RS-Virus: Warum sind vor allem kleine Kinder betroffen?
Für gesunde ältere Kinder und Erwachsene läuft das RS-Virus in der Regel wie eine leichte Erkältung ab. Für Ein- bis Vierjährige ist eine Infektion deutlich gefährlicher.
Prof. Dr. Hübner erklärt das gegenüber der AZ: "Je kleiner die Kinder, desto komplizierter die Verläufe. Grund dafür ist, dass die kleinen Kinder das erste Mal mit dem Virus in Kontakt kommen und deshalb noch keinen Schutz dagegen aufgebaut haben. Außerdem sind bei kleinen Säuglingen und Kleinkindern die Atemwege noch so eng, dass eine Schwellung der Schleimhaut schnell zu einem Atemwegshindernis führen kann."
Schwerere Folgen durch Lockdown
Für Prof. Dr. Hübner sind Lockdowns, Schul- und Kindergartenschließungen mitverantwortlich für die schwereren Verläufe: "Kinder machen in den ersten Lebensjahren praktisch immer eine Virusinfektion durch, RSV, aber auch andere. Durch die Corona-Maßnahmen ist das weitestgehend ausgeblieben." Viele Kinder kommen gerade zum ersten Mal mit dem Erreger in Kontakt und machen dabei oft auch schwere Infektionen durch.
Wann muss das Kind zum Arzt?
"Wenn Kinder erschwert und rasch atmen, hohes Fieber haben, nicht mehr trinken oder apathisch sind, dann sollte man das Kind auf jeden Fall einem Kinderarzt vorstellen, der dann entscheidet, ob das Kind stationär aufgenommen werden muss und Sauerstoff benötigt.

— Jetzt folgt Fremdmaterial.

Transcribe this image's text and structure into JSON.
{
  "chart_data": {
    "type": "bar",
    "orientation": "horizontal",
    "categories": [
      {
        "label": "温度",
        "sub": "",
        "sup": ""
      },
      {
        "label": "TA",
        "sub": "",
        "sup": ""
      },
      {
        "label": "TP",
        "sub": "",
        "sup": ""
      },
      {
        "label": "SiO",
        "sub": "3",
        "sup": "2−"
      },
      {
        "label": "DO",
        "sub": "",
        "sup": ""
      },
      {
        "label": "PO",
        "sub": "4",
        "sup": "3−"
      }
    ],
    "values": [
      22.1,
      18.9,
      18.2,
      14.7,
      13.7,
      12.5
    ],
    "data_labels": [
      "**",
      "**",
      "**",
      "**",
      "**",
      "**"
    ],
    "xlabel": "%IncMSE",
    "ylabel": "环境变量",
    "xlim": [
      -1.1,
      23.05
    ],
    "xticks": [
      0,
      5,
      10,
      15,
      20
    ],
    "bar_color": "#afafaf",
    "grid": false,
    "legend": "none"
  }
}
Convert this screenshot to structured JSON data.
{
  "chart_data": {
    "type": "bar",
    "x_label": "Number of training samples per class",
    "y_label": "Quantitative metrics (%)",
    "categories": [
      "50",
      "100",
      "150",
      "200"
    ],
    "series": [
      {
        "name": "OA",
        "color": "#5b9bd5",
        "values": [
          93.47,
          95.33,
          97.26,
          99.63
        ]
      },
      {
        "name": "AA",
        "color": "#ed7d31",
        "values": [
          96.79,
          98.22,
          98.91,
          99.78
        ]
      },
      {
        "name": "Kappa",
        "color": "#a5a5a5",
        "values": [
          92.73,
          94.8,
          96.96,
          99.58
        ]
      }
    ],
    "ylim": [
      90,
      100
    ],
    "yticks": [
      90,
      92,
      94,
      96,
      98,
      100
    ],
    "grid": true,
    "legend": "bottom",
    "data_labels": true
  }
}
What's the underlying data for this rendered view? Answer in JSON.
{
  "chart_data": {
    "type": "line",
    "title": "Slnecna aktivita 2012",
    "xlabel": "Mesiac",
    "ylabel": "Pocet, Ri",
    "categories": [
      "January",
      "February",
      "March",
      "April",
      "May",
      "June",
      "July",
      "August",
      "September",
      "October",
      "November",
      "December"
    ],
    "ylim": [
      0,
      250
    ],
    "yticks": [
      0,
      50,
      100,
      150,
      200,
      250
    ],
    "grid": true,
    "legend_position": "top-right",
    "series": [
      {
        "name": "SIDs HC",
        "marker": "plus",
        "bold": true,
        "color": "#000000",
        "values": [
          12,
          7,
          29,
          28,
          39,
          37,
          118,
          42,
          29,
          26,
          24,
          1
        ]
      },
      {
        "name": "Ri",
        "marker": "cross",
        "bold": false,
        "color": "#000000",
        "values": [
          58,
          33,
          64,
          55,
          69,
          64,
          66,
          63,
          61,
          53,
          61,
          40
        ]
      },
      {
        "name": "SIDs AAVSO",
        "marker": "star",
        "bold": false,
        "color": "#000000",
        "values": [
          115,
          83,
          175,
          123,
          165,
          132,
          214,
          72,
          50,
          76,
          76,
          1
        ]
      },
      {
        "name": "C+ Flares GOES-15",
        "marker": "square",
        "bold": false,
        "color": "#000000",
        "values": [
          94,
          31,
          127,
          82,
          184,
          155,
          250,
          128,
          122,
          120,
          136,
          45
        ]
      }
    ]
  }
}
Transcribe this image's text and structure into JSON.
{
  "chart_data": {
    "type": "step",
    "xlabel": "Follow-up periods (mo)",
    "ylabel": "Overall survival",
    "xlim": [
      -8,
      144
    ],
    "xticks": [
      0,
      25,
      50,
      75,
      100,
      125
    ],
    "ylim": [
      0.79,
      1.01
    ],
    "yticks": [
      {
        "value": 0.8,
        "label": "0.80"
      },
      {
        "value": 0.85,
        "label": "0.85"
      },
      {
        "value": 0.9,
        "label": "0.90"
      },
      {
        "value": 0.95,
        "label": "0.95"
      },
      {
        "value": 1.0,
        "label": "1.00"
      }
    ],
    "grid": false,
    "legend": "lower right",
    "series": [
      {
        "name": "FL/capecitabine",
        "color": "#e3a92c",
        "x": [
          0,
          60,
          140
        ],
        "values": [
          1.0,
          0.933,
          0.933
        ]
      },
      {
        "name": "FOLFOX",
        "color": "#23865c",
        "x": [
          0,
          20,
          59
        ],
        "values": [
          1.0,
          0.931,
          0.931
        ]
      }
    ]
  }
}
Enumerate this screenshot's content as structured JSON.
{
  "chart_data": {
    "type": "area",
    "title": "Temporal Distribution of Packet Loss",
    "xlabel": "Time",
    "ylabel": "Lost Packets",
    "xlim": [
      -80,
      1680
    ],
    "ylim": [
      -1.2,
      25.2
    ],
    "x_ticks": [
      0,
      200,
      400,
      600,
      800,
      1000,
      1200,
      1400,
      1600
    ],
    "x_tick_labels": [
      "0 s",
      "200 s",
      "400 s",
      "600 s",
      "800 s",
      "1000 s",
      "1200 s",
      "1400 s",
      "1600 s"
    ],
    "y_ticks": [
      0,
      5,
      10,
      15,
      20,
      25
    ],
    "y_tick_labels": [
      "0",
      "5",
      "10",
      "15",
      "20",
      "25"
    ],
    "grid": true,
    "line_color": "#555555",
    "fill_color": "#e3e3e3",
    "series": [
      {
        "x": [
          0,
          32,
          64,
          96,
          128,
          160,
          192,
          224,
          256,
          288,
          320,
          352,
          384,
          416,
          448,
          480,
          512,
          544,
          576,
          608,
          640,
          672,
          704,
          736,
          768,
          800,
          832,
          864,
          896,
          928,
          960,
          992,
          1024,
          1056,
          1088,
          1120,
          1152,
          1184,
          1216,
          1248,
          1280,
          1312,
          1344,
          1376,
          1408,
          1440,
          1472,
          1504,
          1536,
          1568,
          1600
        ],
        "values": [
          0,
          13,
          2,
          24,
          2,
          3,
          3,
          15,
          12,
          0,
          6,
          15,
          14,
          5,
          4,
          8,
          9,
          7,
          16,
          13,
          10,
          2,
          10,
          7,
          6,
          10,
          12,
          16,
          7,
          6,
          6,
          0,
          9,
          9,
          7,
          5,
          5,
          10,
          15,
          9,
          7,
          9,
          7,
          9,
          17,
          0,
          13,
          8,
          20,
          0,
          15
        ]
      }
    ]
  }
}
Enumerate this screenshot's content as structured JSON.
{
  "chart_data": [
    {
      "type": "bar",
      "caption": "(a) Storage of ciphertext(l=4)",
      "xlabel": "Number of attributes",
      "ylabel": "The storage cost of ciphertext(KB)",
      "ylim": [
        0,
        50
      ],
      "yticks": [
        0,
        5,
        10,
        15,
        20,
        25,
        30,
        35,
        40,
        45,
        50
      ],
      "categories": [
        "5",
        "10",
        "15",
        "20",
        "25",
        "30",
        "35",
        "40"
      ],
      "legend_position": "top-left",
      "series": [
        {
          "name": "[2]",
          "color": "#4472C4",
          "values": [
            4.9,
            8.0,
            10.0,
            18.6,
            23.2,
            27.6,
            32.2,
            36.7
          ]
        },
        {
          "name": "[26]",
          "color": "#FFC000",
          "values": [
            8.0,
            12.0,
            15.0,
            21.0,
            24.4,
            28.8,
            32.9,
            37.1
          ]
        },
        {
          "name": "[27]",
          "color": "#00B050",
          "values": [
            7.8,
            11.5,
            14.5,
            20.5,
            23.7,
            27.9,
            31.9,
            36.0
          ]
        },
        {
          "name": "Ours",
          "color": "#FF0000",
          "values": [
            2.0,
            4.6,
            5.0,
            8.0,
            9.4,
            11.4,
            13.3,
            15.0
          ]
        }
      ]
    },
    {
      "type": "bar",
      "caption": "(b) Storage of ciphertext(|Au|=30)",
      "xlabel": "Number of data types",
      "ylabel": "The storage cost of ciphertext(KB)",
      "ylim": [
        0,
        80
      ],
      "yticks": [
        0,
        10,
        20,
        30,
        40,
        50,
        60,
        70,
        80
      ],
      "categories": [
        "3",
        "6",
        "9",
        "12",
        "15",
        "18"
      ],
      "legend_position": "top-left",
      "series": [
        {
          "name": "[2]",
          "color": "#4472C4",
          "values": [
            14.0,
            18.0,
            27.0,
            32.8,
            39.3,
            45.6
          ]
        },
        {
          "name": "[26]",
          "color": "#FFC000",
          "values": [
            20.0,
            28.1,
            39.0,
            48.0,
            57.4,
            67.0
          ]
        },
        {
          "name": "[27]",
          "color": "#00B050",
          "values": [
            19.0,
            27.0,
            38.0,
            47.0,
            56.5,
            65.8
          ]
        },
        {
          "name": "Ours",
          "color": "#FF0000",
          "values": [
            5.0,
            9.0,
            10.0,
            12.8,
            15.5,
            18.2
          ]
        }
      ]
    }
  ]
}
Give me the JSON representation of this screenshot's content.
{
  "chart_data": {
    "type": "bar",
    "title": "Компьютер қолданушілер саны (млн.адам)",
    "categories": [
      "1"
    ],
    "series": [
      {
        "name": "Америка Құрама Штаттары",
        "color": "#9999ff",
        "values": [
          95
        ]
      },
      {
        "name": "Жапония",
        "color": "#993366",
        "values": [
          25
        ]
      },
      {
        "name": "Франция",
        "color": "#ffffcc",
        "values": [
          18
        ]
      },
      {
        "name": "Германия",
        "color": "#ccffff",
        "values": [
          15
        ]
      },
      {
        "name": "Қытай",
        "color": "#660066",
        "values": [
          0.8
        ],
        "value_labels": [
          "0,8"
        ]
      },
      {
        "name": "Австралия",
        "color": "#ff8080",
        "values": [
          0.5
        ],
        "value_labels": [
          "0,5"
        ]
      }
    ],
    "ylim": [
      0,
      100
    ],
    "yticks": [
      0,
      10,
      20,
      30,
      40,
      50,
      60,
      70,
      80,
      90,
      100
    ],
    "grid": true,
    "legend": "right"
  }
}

Dabei ist wichtig zu wissen, dass viele Viren solch eine Symptomatik hervorrufen können und auch die meisten dieser Viren zu schweren Verläufen führen können. Das ist nicht nur bei RSV so, sondern auch bei Grippe- oder Coronaviren der Fall. Es gibt auch noch weitere", erklärt Prof. Dr. Hübner.
Kein vollständiger Schutz vor dem Virus
Eine vollständige Vermeidung des Virus im Alltag ist schwierig und einen Impfstoff gibt es bisher noch nicht. Um eine Ausbreitung zu vermeiden, sollten Gemeinschaftseinrichtungen wie Krabbelgruppen und Kindergärten gemieden werden, solange von dem Kind ein Ansteckungsrisiko ausgeht.
Auch die altbekannten Hygienemaßnahmen wie richtiges Händewaschen, hygienisches Husten und Niesen etc. können helfen, die Viruslast zu verringern. Desinfektionsmittel, die vom Hersteller als "begrenzt viruzid" gekennzeichnet sind, eignen sich sehr gut zum Desinfizieren von Oberflächen und Spielsachen.